This post is part of the Blog Carnival over at DeFinis Communications: The Impact of Public Speaking on Top Sales Performance. Drop by and check out the great posts from many talented bloggers.
Volumes have been written about the skills needed for successful sales presentations. Advice abounds about how to present benefits, not features; how to conduct product demos; how to use influencing techniques; how to establish rapport; how to close; and more.
Top sales performers embrace not only these sales skills but, most importantly, this fundamental of effective presenting: focus on the audience. They are clear that a sales presentation should be a dialogue between salesperson and audience. Most sales presentations typically involve small enough numbers of people to facilitate this.
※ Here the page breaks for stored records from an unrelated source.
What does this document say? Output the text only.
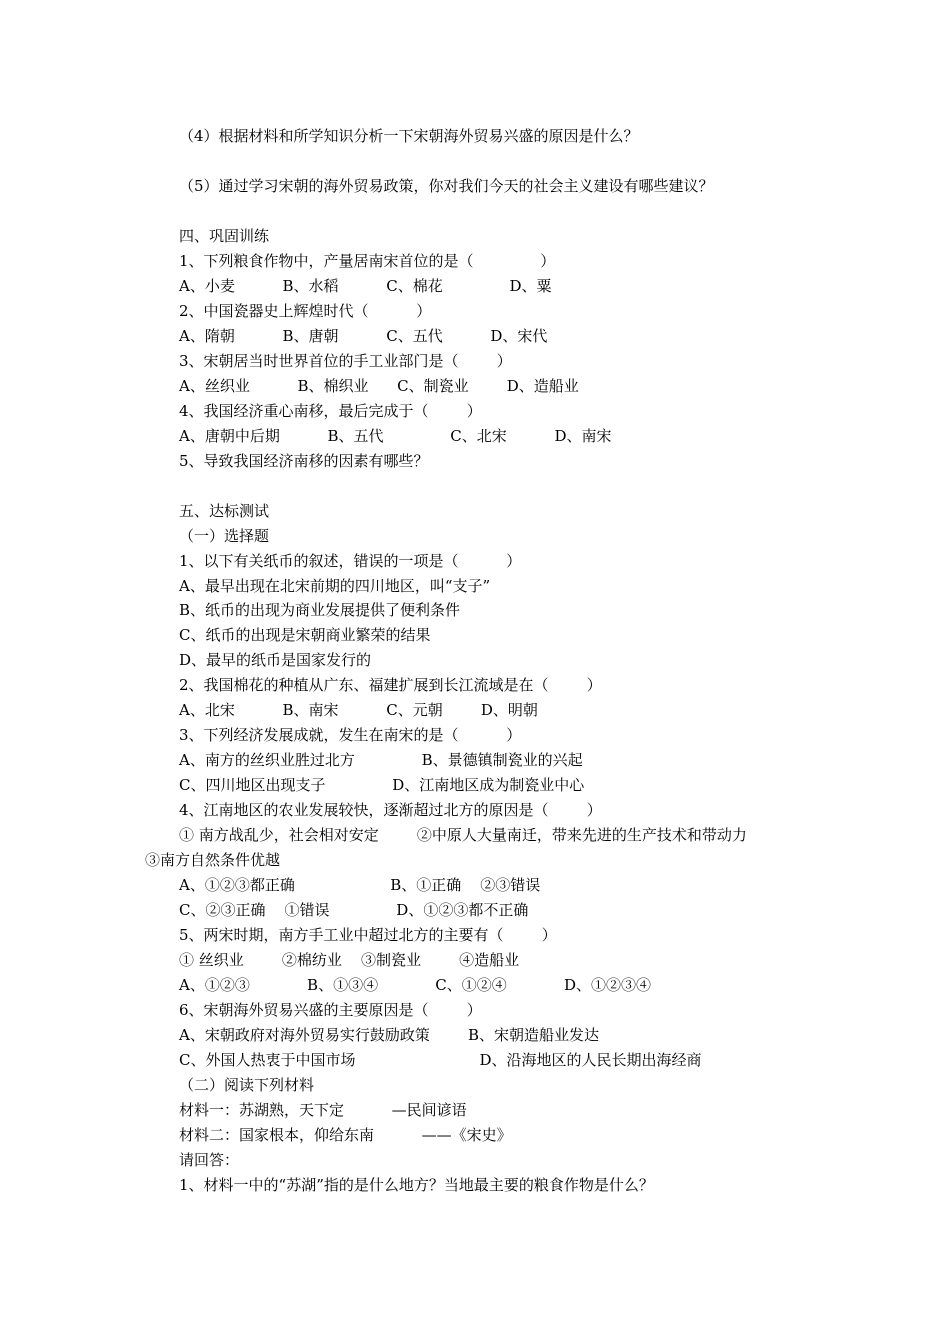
（4）根据材料和所学知识分析一下宋朝海外贸易兴盛的原因是什么？
（5）通过学习宋朝的海外贸易政策，你对我们今天的社会主义建设有哪些建议？
四、巩固训练
1、下列粮食作物中，产量居南宋首位的是（              ）
A、小麦          B、水稻          C、棉花              D、粟
2、中国瓷器史上辉煌时代（          ）
A、隋朝          B、唐朝          C、五代          D、宋代
3、宋朝居当时世界首位的手工业部门是（        ）
A、丝织业          B、棉织业      C、制瓷业        D、造船业
4、我国经济重心南移，最后完成于（        ）
A、唐朝中后期          B、五代              C、北宋          D、南宋
5、导致我国经济南移的因素有哪些？
五、达标测试
（一）选择题
1、以下有关纸币的叙述，错误的一项是（          ）
A、最早出现在北宋前期的四川地区，叫“支子”
B、纸币的出现为商业发展提供了便利条件
C、纸币的出现是宋朝商业繁荣的结果
D、最早的纸币是国家发行的
2、我国棉花的种植从广东、福建扩展到长江流域是在（        ）
A、北宋          B、南宋          C、元朝        D、明朝
3、下列经济发展成就，发生在南宋的是（          ）
A、南方的丝织业胜过北方              B、景德镇制瓷业的兴起
C、四川地区出现支子              D、江南地区成为制瓷业中心
4、江南地区的农业发展较快，逐渐超过北方的原因是（        ）
① 南方战乱少，社会相对安定        ②中原人大量南迁，带来先进的生产技术和带动力
③南方自然条件优越
A、①②③都正确                    B、①正确    ②③错误
C、②③正确    ①错误              D、①②③都不正确
5、两宋时期，南方手工业中超过北方的主要有（        ）
① 丝织业        ②棉纺业    ③制瓷业        ④造船业
A、①②③            B、①③④            C、①②④            D、①②③④
6、宋朝海外贸易兴盛的主要原因是（        ）
A、宋朝政府对海外贸易实行鼓励政策        B、宋朝造船业发达
C、外国人热衷于中国市场                          D、沿海地区的人民长期出海经商
（二）阅读下列材料
材料一：苏湖熟，天下定          —民间谚语
材料二：国家根本，仰给东南          ——《宋史》
请回答：
1、材料一中的“苏湖”指的是什么地方？当地最主要的粮食作物是什么？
WHAT DOES FOCUS ON THE AUDIENCE MEAN?
It's easy to use a term like this and assume that everyone understands the same thing. But there are specific behaviors to adopt to demonstrate genuine audience focus.
- Be Flexible Observe your audience's reactions as you're speaking. Be prepared to pause the presentation if you notice any confusion, skepticism or boredom. It's better to address these issues rather than let them grow. Notice any signs of agreement and reinforce them. Be flexible enough to deviate from your planned comments and pursue a different conversation if that seems important to the audience. If you know your material well enough, you'll easily be able to get back on track.
- Ask Questions Do this frequently during the presentation to assess the audience's understanding and buy in. This also allows you to uncover objections early so you can address them. Incorporate their answers and reflect them back, as appropriate, later in the presentation.
- Show Emotion If you're not enthusiastic about and committed to the value of your product, your service or yourself, why would your audience be? Sincere enthusiasm will enhance your credibility. As well, relating to your audience on a human level helps establish rapport.
- Listen Listening [that means not talking!] to your audience's comments will give you insights into how they're receiving your information and what underlying thoughts, concerns or questions they might have. Give them your full attention and don't prepare your answer while they are speaking.